Equipment Design

Separator Type Selection Guide

Select the right separator type for your midstream application. This guide covers the decision process for choosing between two-phase separators, three-phase separators, scrubbers, filter separators, slug catchers, and cyclone separators based on GOR, multiphase flow conditions, and downstream requirements.

GOR range

0 to 1,000,000+

Gas-to-oil ratio determines whether the application is liquid-dominant, balanced, or gas-dominant.

Separator types

6+ configurations

Two-phase, three-phase, scrubber, filter separator, slug catcher, and cyclone separator options.

Primary references

API 12J / GPSA

API 12J for field separators.
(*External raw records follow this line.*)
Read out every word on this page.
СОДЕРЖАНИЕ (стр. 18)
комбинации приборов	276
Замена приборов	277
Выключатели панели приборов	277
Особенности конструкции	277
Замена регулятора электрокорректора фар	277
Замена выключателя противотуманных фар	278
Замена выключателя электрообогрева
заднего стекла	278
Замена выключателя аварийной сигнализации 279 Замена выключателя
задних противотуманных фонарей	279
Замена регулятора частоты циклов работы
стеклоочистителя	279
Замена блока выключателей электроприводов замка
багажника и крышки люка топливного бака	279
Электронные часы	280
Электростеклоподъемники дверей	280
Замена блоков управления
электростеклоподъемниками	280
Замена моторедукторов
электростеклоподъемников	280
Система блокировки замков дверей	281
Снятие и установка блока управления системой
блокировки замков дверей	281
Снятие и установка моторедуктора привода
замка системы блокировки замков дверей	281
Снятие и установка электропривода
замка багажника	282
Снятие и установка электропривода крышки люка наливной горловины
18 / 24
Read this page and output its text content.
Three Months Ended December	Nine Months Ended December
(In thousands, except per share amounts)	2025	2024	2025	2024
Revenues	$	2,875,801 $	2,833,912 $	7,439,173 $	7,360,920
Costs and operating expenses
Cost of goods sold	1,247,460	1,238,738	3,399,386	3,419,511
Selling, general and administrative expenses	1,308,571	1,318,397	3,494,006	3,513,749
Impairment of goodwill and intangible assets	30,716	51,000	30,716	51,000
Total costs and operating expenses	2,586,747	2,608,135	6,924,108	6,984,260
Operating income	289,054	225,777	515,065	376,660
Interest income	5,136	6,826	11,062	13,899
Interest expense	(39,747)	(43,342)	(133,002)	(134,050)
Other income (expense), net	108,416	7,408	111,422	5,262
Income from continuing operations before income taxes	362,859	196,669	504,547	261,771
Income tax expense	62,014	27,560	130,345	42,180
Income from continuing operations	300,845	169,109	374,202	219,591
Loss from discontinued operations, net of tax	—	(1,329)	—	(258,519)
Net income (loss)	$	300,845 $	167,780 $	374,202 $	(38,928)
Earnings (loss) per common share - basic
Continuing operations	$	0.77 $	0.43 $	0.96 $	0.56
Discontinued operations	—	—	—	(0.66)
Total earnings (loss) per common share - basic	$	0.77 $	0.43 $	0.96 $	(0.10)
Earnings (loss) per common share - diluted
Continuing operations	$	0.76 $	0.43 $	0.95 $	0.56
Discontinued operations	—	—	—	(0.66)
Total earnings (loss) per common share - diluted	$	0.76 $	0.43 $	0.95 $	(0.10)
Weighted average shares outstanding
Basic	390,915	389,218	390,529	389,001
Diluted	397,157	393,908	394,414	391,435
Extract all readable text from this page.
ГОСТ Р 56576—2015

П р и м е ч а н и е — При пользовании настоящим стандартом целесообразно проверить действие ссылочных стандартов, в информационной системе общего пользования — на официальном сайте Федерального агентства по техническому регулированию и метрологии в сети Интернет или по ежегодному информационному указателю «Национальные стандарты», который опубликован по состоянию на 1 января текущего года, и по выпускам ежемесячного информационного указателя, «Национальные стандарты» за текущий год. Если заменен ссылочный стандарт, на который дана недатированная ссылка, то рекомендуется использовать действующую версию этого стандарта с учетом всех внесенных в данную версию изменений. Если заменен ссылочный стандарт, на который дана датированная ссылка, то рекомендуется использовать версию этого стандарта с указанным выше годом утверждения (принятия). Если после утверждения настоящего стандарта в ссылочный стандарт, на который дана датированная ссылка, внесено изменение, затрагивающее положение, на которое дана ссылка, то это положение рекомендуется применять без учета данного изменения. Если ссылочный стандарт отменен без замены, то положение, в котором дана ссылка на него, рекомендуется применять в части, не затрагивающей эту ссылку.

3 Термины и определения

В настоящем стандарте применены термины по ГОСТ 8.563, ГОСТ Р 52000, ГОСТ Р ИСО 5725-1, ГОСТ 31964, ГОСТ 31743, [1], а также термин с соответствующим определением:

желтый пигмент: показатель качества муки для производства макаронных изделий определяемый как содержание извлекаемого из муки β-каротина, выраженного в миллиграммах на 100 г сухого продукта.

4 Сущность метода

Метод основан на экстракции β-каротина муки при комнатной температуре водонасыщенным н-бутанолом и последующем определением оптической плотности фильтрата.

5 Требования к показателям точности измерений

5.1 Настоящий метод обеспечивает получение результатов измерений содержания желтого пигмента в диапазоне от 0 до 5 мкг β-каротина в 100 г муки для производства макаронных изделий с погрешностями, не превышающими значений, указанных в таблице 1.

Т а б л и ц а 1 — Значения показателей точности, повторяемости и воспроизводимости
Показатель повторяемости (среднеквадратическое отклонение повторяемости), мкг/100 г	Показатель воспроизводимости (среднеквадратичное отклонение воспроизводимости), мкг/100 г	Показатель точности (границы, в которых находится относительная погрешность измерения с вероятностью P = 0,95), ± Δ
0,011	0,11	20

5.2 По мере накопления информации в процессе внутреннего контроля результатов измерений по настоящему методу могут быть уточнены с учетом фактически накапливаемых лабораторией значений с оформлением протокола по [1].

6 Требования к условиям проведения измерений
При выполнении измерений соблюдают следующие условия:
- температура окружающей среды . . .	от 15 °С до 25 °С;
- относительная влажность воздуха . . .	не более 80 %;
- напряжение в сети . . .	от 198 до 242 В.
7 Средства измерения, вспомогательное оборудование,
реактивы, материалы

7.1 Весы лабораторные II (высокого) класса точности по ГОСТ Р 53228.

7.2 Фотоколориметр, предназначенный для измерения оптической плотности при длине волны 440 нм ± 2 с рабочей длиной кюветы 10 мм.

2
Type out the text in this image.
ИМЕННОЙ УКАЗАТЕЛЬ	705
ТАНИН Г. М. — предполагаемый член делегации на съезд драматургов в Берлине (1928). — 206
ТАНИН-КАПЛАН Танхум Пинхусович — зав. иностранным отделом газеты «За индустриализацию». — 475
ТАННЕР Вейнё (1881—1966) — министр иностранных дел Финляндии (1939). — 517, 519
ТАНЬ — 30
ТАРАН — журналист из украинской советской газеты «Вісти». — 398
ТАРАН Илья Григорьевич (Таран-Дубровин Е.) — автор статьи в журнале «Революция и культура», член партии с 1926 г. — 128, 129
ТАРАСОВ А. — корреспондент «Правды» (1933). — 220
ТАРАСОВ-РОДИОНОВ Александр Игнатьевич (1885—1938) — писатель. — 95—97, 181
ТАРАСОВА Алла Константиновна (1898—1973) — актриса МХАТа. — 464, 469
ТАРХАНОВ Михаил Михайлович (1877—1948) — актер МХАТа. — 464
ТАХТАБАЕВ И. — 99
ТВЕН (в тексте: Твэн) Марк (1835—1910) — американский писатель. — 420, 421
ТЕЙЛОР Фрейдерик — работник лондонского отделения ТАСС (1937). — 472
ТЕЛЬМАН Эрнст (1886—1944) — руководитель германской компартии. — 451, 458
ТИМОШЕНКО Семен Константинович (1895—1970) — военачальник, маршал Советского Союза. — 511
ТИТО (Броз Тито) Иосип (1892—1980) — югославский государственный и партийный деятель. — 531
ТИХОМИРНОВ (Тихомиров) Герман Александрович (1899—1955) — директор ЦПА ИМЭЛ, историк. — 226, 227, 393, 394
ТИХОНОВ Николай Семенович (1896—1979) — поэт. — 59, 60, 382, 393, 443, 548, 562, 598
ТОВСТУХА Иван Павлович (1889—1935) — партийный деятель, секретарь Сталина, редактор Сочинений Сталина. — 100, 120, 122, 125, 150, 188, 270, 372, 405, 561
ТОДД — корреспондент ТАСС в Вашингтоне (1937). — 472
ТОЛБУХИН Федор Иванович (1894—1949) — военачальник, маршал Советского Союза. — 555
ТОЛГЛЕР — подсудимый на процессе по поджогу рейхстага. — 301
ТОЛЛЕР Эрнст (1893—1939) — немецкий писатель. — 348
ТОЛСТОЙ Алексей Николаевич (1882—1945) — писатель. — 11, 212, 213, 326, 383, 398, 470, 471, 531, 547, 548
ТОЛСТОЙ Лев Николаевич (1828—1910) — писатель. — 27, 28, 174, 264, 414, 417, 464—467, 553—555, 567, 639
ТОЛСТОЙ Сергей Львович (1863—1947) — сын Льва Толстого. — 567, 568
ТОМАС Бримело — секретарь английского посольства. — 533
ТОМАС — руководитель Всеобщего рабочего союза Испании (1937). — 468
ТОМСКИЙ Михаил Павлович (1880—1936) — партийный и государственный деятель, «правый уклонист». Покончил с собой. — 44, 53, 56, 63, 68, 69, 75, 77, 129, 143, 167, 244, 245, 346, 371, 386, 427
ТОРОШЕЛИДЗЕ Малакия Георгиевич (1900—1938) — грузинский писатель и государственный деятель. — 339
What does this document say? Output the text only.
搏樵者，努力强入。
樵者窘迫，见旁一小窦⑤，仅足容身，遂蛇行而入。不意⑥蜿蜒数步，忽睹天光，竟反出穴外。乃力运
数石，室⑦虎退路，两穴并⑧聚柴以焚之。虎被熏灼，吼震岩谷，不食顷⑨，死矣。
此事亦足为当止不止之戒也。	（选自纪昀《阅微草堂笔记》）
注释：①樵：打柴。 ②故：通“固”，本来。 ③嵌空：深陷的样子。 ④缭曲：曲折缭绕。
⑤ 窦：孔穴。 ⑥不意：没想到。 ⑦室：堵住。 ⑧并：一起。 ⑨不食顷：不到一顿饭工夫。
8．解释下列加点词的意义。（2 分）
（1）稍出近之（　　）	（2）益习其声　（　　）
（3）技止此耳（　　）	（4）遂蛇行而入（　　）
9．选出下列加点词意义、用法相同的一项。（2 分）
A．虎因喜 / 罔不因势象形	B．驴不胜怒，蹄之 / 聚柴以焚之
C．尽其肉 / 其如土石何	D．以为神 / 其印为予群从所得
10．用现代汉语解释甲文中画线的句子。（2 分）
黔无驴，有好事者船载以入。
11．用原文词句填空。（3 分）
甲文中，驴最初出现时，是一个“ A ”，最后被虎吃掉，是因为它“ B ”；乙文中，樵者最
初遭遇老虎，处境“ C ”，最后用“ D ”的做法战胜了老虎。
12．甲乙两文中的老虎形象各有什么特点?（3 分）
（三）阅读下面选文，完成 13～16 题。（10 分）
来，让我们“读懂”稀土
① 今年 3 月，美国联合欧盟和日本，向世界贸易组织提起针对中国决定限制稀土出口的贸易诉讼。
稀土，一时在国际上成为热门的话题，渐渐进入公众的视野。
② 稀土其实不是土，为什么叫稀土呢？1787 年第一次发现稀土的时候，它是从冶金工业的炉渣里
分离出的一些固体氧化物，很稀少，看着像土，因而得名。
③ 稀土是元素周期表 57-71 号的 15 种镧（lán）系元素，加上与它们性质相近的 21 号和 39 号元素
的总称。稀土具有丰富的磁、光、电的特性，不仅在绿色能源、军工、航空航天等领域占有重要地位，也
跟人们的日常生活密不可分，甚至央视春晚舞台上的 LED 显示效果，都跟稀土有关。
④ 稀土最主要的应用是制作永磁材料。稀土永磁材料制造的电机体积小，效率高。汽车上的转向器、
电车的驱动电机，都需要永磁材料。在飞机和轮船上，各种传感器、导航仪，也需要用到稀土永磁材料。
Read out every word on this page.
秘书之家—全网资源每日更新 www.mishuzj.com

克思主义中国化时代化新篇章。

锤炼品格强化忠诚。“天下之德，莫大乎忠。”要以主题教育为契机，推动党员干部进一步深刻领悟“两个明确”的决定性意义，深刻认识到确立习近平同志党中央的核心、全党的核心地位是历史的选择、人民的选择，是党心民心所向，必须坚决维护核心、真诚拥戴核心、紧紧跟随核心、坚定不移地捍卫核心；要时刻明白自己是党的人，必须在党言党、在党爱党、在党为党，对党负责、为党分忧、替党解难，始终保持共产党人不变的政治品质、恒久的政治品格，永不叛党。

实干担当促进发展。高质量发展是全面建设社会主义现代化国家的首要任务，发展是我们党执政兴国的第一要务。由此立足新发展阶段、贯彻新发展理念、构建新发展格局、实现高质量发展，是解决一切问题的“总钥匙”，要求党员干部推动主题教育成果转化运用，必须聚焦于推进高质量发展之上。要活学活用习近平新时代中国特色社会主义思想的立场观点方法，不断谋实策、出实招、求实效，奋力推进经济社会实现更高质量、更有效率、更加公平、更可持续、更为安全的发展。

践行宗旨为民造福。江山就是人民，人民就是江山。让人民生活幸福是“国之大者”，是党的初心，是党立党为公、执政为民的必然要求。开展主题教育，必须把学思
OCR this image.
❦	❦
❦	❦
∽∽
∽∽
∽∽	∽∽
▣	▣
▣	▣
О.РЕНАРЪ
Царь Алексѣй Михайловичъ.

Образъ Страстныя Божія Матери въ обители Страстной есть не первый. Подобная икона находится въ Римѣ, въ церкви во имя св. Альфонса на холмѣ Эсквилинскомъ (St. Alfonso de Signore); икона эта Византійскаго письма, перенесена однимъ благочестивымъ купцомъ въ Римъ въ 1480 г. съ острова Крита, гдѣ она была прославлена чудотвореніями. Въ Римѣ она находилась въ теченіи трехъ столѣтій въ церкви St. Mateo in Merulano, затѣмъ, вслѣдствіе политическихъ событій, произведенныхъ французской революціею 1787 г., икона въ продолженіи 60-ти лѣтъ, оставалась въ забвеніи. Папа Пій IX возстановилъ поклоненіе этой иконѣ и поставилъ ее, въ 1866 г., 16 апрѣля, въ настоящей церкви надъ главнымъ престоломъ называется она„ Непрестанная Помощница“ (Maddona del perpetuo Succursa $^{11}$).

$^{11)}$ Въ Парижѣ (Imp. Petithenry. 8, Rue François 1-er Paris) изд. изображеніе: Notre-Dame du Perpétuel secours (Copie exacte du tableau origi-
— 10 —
GPSA Chapter 7 for sizing methodology and selection guidance.

Use this guide when you need to:

  • Determine the appropriate separator type for a new facility
  • Understand GOR ranges for each separator type
  • Select between conventional and specialty separators
  • Design separator staging for multi-stage separation
  • Match separator type to downstream process requirements

1. Separator Types Overview

Midstream operations use several types of separation vessels, each optimized for specific fluid compositions and process requirements. Selecting the correct type is the first and most important decision in separator design.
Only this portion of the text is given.